Armas de fogo - elas não as culpadas (V/2024)


    Estreando com este livro a minha leitura de 2024 sobre “armas e lei”. Logo na orelha do livro, deparo-me com três perguntas essenciais: 1) “São as armas registradas aquelas que são apreendidas pela polícia, nas mãos dos criminosos?”; 2) “São fuzis e metralhadoras as armas entregues em campanhas de desarmamento?”; e 3) “As restrições, cada vez maiores, para compra de uma arma de fogo, reduziram a violência no Brasil?”.


    O livro “Armas de fogo — elas não são as culpadas”, do advogado e estudioso de segurança pública e criminalidade há mais de 20 anos, João Luís Vieira Teixeira, é fruto que vem sendo maturado desde sua pesquisa para a monografia de conclusão do curso de Direito, na PUC — PR. O presente livro já está em sua segunda edição. Esgotada, diga-se. E o que vem sendo tratado por ele é se “a proibição da venda de armas de fogo irá ou não resolver a preocupante questão da violência em nosso país”.


    Na apresentação, já somos lançados a um fato óbvio:


“…os criminosos não compram armas em lojas autorizadas, não têm licença para porte de armas e utilizam armas de fogo de calibre de uso proibido à população em geral. Um cidadão de bem não pode comprar fuzis e granadas, muito menos armas antiaéreas e lança-rojões de uso exclusivo do exército. Mas os criminosos utilizam. Como eles conseguem esse armamento? Então seria justo impedir um cidadão honesto de comprar uma arma para defender sua família do ataque de indivíduos violentos e mais bem armados que a própria polícia?”.
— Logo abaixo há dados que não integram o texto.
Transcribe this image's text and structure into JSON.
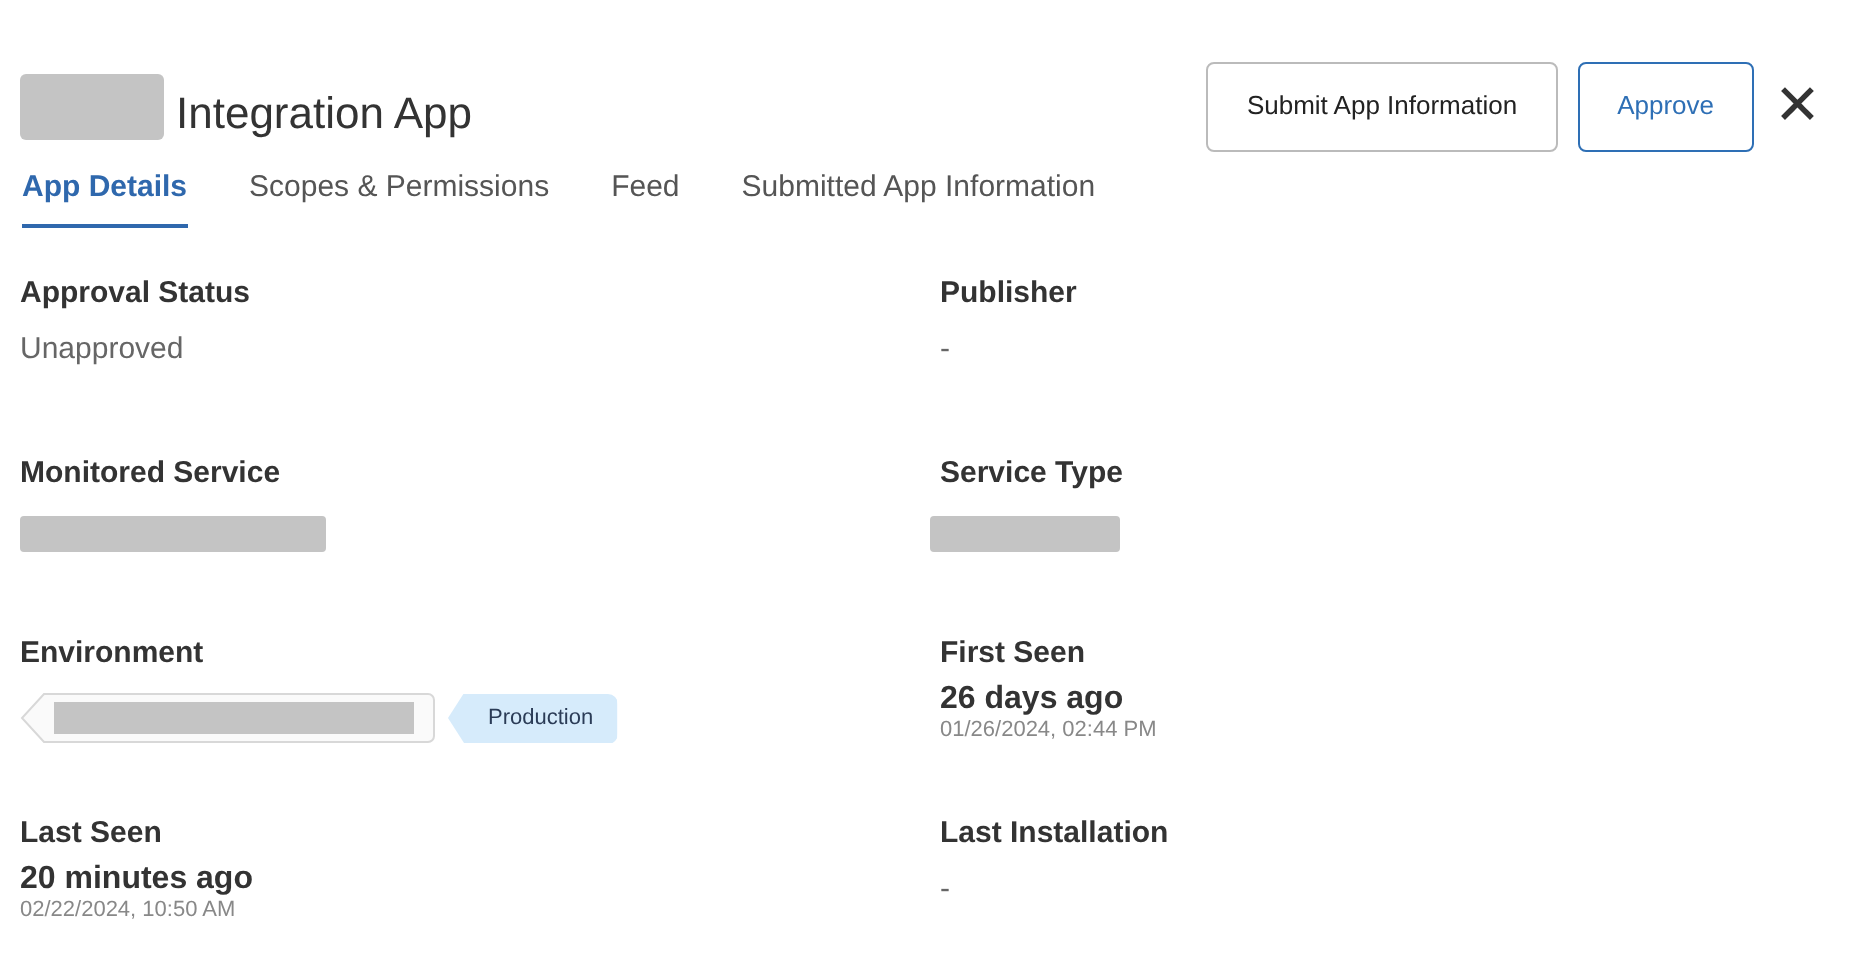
{
  "header": {
    "title": "Integration App",
    "title_redacted": true,
    "buttons": [
      {
        "label": "Submit App Information",
        "kind": "secondary"
      },
      {
        "label": "Approve",
        "kind": "primary"
      }
    ],
    "close": "✕"
  },
  "tabs": [
    {
      "label": "App Details",
      "selected": true
    },
    {
      "label": "Scopes & Permissions",
      "selected": false
    },
    {
      "label": "Feed",
      "selected": false
    },
    {
      "label": "Submitted App Information",
      "selected": false
    }
  ],
  "fields": [
    {
      "label": "Approval Status",
      "kind": "text",
      "value": "Unapproved"
    },
    {
      "label": "Publisher",
      "kind": "text",
      "value": "-"
    },
    {
      "label": "Monitored Service",
      "kind": "redacted"
    },
    {
      "label": "Service Type",
      "kind": "redacted"
    },
    {
      "label": "Environment",
      "kind": "tags",
      "tag": "Production"
    },
    {
      "label": "First Seen",
      "kind": "time",
      "value": "26 days ago",
      "detail": "01/26/2024, 02:44 PM"
    },
    {
      "label": "Last Seen",
      "kind": "time",
      "value": "20 minutes ago",
      "detail": "02/22/2024, 10:50 AM"
    },
    {
      "label": "Last Installation",
      "kind": "text",
      "value": "-"
    }
  ]
}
    O homem sempre utilizou armas para se proteger e proteger sua família e posses, diz o autor, desde tempos imemoriais. E eu digo mais: em todas as culturas da face da terra, o homem protege-se do ataque de animais e de outros homens. No capítulo 2, o autor traça um histórico do desenvolvimento das armas, desde paus e pedras até as armas nucleares.


    No capítulo 3, o autor já começa mostrando como que estatísticas podem servir para mascarar a complexidade de um problema em prol de um simplismo, como é o que ocorre na relação armas de fogo e violência. Ele destaca a estatística que mostra que,


“no Brasil, 89% dos homicídios são cometidos com o uso de armas de fogo. Ao mesmo tempo, no Japão, onde são proibidos a compra e o porte de armas de fogo, esse índice cai para 5%”.
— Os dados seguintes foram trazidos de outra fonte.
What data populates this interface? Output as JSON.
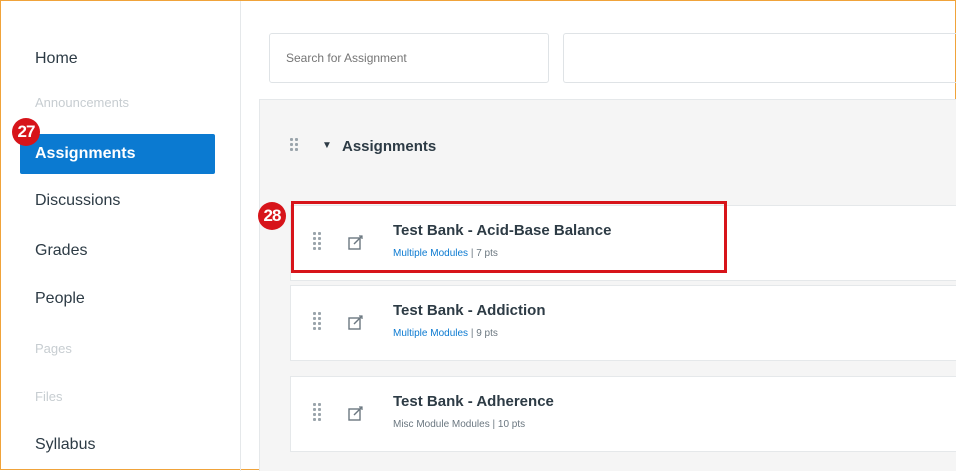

    Pronto! A partir de uma informação como essa já se começa a defesa para o desarmamento. Todavia, uma pesquisa mais séria e comparativa entre o Brasil e o Japão rapidamente demonstra que nossas realidades sociais são incomparáveis: o desemprego, a inflação, nossa vergonhosa qualidade do ensino público etc, tudo isso são apenas alguns outros fatores que inexistem no Japão e que, no nosso caso, lançam muitos jovens sem oportunidade ao crime organizado. Pare e pense: retire todas as armas dos cidadãos de bem neste exato momento e o que acontecerá? O índice de violência diminuirá? Assaltos à mão armada e homicídios cairão? De modo algum! E quando insistimos nessa lógica torta estamos ligando a terrível violência no Brasil ao cidadão de bem e não ao criminoso! Além disso, os nossos jovens continuarão a ser cooptados pela rede do crime organizado.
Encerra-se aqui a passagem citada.